The glycopeptides were combined in a 1:1 mixture and analyzed using the same method as above. The peptides “eluted” from the FAIMS device in the compensation voltage range of −29.7 V to −19.5 V, and ETD reporter ions were observed in the CV range of −29.1 V and −19.8 V. (At CV points −29.7, −29.4, and −19.5 V, the ETD mass spectra contained peaks corresponding to the charge-reduced species and the more abundant fragments common to both glycopeptides only.) Figure 3a shows the extracted ion chromatograms for seven of the reporter ions for peptide B (fragments c8, c9, c10, c11, c12, z10, and z12, shown in blue) and five of the reporter ions for peptide A (fragments c8, c9, c10, c11, and c12, shown in red). The additional reporter ions for peptide A (c6 and z12) and the y9 fragments for both peptides are not shown here because they were not observed in every spectrum. The overlaid extracted ion chromatograms of the reporter ions for the two glycopeptides (Figure 3a) show compensation voltage ranges where (a) only peptide B is observed (−29.1 to −27.3 V), (b) both glycopeptides are observed (−27.0 to −20.7 V), and (c) only peptide A is observed (−20.4 to −19.8 V). Figure 3b shows the saETD mass spectrum obtained at CV of −27.6 V. All of the fragments in this mass spectrum originate from glycopeptide B. Figure 3c shows the saETD spectrum recorded at CV −20.7 V. All the fragments in this mass spectrum derive from glycopeptide A.

Figure 3

(a) Extracted ion chromatograms for the reporter c and z ions of peptide A (c8, c9, c10, c11, and c12, red) and peptide B (c8, c9, c10, c11, c12, z10, and z12, blue). (b) Supplemental activation ETD mass spectrum recorded at a CV of −27.6 V. Reporter ions for peptide B are labeled in blue. (c) Supplemental activation ETD mass spectrum recorded at a CV of −20.7 V. Reporter ions for peptide A are labeled in red.

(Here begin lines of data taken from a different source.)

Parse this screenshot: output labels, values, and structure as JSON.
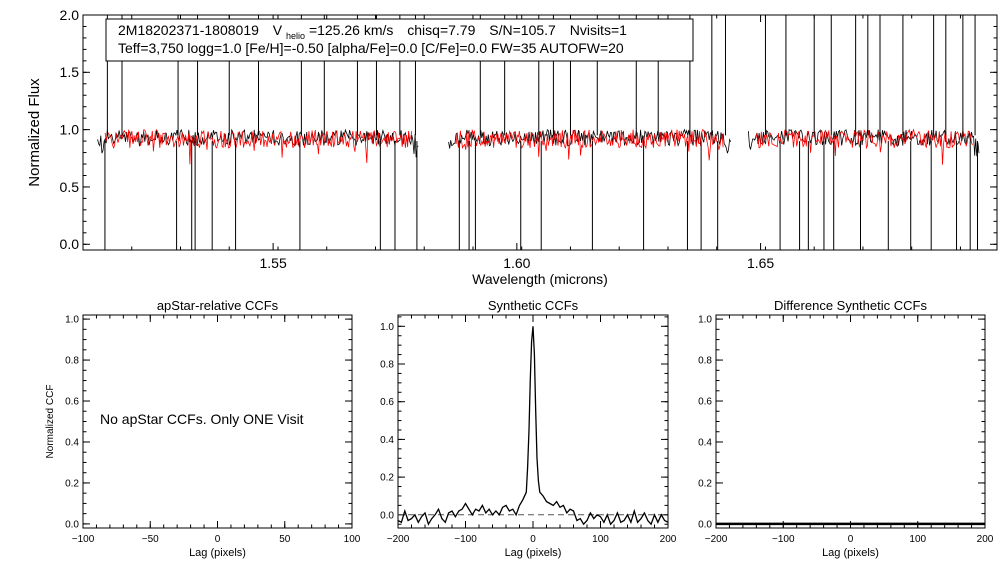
{
  "figure": {
    "legend": {
      "star_id": "2M18202371-1808019",
      "vhelio_v": "V",
      "vhelio_sub": "helio",
      "vhelio_value": "=125.26 km/s",
      "chisq": "chisq=7.79",
      "snr": "S/N=105.7",
      "nvisits": "Nvisits=1",
      "params": "Teff=3,750 logg=1.0 [Fe/H]=-0.50 [alpha/Fe]=0.0 [C/Fe]=0.0 FW=35 AUTOFW=20"
    },
    "no_ccf_message": "No apStar CCFs.  Only ONE Visit"
  },
  "colors": {
    "observed": "#000000",
    "model": "#ff0000",
    "axis": "#000000",
    "zero_line": "#555555"
  },
  "chart_data": [
    {
      "id": "spectrum",
      "type": "line",
      "title": "",
      "xlabel": "Wavelength (microns)",
      "ylabel": "Normalized Flux",
      "xlim": [
        1.511,
        1.6985
      ],
      "ylim": [
        -0.05,
        2.0
      ],
      "xticks": [
        1.55,
        1.6,
        1.65
      ],
      "xtick_labels": [
        "1.55",
        "1.60",
        "1.65"
      ],
      "yticks": [
        0.0,
        0.5,
        1.0,
        1.5,
        2.0
      ],
      "ytick_labels": [
        "0.0",
        "0.5",
        "1.0",
        "1.5",
        "2.0"
      ],
      "chips": [
        [
          1.514,
          1.58
        ],
        [
          1.586,
          1.644
        ],
        [
          1.6475,
          1.695
        ]
      ],
      "series": [
        {
          "name": "observed",
          "baseline": 0.93,
          "noise": 0.07
        },
        {
          "name": "model",
          "baseline": 0.92,
          "noise": 0.08
        }
      ],
      "emission_spikes": [
        1.516,
        1.519,
        1.5305,
        1.5345,
        1.541,
        1.547,
        1.5558,
        1.5605,
        1.5673,
        1.5712,
        1.576,
        1.5792,
        1.5925,
        1.5975,
        1.6045,
        1.6075,
        1.611,
        1.6165,
        1.6245,
        1.629,
        1.6355,
        1.64,
        1.6428,
        1.651,
        1.6552,
        1.661,
        1.6645,
        1.6695,
        1.672,
        1.6745,
        1.6792,
        1.6855,
        1.688,
        1.6915,
        1.694
      ],
      "absorption_dips": [
        1.5155,
        1.5302,
        1.5333,
        1.534,
        1.5375,
        1.5423,
        1.5555,
        1.572,
        1.575,
        1.5795,
        1.5882,
        1.5902,
        1.5915,
        1.6008,
        1.605,
        1.6155,
        1.626,
        1.635,
        1.6378,
        1.6412,
        1.654,
        1.658,
        1.6598,
        1.663,
        1.665,
        1.6705,
        1.6762,
        1.6808,
        1.685,
        1.6902,
        1.693,
        1.6945
      ]
    },
    {
      "id": "apstar-ccf",
      "type": "line",
      "title": "apStar-relative CCFs",
      "xlabel": "Lag (pixels)",
      "ylabel": "Normalized CCF",
      "xlim": [
        -100,
        100
      ],
      "ylim": [
        -0.02,
        1.02
      ],
      "xticks": [
        -100,
        -50,
        0,
        50,
        100
      ],
      "xtick_labels": [
        "−100",
        "−50",
        "0",
        "50",
        "100"
      ],
      "yticks": [
        0.0,
        0.2,
        0.4,
        0.6,
        0.8,
        1.0
      ],
      "ytick_labels": [
        "0.0",
        "0.2",
        "0.4",
        "0.6",
        "0.8",
        "1.0"
      ],
      "series": []
    },
    {
      "id": "synthetic-ccf",
      "type": "line",
      "title": "Synthetic CCFs",
      "xlabel": "Lag (pixels)",
      "ylabel": "",
      "xlim": [
        -200,
        200
      ],
      "ylim": [
        -0.07,
        1.06
      ],
      "xticks": [
        -200,
        -100,
        0,
        100,
        200
      ],
      "xtick_labels": [
        "−200",
        "−100",
        "0",
        "100",
        "200"
      ],
      "yticks": [
        0.0,
        0.2,
        0.4,
        0.6,
        0.8,
        1.0
      ],
      "ytick_labels": [
        "0.0",
        "0.2",
        "0.4",
        "0.6",
        "0.8",
        "1.0"
      ],
      "zero_line": 0.0,
      "series": [
        {
          "name": "ccf",
          "x": [
            -200,
            -195,
            -190,
            -185,
            -180,
            -175,
            -170,
            -165,
            -160,
            -155,
            -150,
            -145,
            -140,
            -135,
            -130,
            -125,
            -120,
            -115,
            -110,
            -105,
            -100,
            -95,
            -90,
            -85,
            -80,
            -75,
            -70,
            -65,
            -60,
            -55,
            -50,
            -45,
            -40,
            -35,
            -30,
            -25,
            -20,
            -15,
            -10,
            -8,
            -6,
            -4,
            -2,
            0,
            2,
            4,
            6,
            8,
            10,
            15,
            20,
            25,
            30,
            35,
            40,
            45,
            50,
            55,
            60,
            65,
            70,
            75,
            80,
            85,
            90,
            95,
            100,
            105,
            110,
            115,
            120,
            125,
            130,
            135,
            140,
            145,
            150,
            155,
            160,
            165,
            170,
            175,
            180,
            185,
            190,
            195,
            200
          ],
          "y": [
            -0.03,
            -0.04,
            0.02,
            -0.03,
            -0.02,
            0.0,
            -0.04,
            -0.01,
            0.01,
            -0.05,
            -0.02,
            0.0,
            0.03,
            -0.02,
            -0.04,
            0.01,
            0.02,
            -0.01,
            0.02,
            0.03,
            0.06,
            0.03,
            0.0,
            0.03,
            0.02,
            0.05,
            0.01,
            0.03,
            0.0,
            0.02,
            0.0,
            0.04,
            0.05,
            0.02,
            0.03,
            0.0,
            0.05,
            0.08,
            0.12,
            0.25,
            0.45,
            0.72,
            0.92,
            1.0,
            0.85,
            0.55,
            0.3,
            0.18,
            0.12,
            0.1,
            0.07,
            0.06,
            0.05,
            0.07,
            0.04,
            0.05,
            0.01,
            0.03,
            0.02,
            -0.03,
            -0.02,
            -0.05,
            -0.03,
            0.01,
            -0.02,
            0.0,
            -0.01,
            -0.04,
            0.0,
            -0.05,
            -0.03,
            0.01,
            -0.04,
            -0.03,
            0.0,
            -0.04,
            0.02,
            -0.04,
            -0.02,
            0.01,
            -0.03,
            -0.05,
            0.0,
            -0.04,
            0.0,
            -0.03,
            -0.04
          ]
        }
      ]
    },
    {
      "id": "difference-ccf",
      "type": "line",
      "title": "Difference Synthetic CCFs",
      "xlabel": "Lag (pixels)",
      "ylabel": "",
      "xlim": [
        -200,
        200
      ],
      "ylim": [
        -0.02,
        1.02
      ],
      "xticks": [
        -200,
        -100,
        0,
        100,
        200
      ],
      "xtick_labels": [
        "−200",
        "−100",
        "0",
        "100",
        "200"
      ],
      "yticks": [
        0.0,
        0.2,
        0.4,
        0.6,
        0.8,
        1.0
      ],
      "ytick_labels": [
        "0.0",
        "0.2",
        "0.4",
        "0.6",
        "0.8",
        "1.0"
      ],
      "series": [
        {
          "name": "difference",
          "x": [
            -200,
            200
          ],
          "y": [
            0.0,
            0.0
          ]
        }
      ]
    }
  ]
}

As FAIMS separates ions on the basis of their differential ion mobility, which in turn is linked to ion structure, these findings suggest that glycopeptides have gas-phase structures dependent on the site of glycosylation. The glycopeptides studied here are modified by a single GalNAc unit. It is possible that steric hindrance gives rise to differing gas-phase structures. An alternative explanation for the separation of the two glycopeptides by FAIMS is the presence of salt bridges between a carboxylate of the GalNAc and the amine group of the N-terminus.[29,30] We postulate that such a salt-bridge would only be present in glycopeptide B, giving the peptide a more compact structure, and that the proximity of the GalNAc on peptide A to the N-terminus and the lack of other potential binding sites would hinder the formation of such a noncovalent bond.

Conclusion

We have shown that it is possible to use FAIMS to separate localization isomers of O-linked glycopeptides and confirmed the separation by saETD mass spectrometry. Glycosylation is unlike any other post-translational modification. The complexity and heterogeneity of glycosylation can have a dramatic effect on the structure and folding of peptides and proteins.[31] Our results suggest that structural differences can also be observed in the gas phase and that those differences can be exploited for the analysis of glycosylation, with potential applications in the field of glycoproteomics.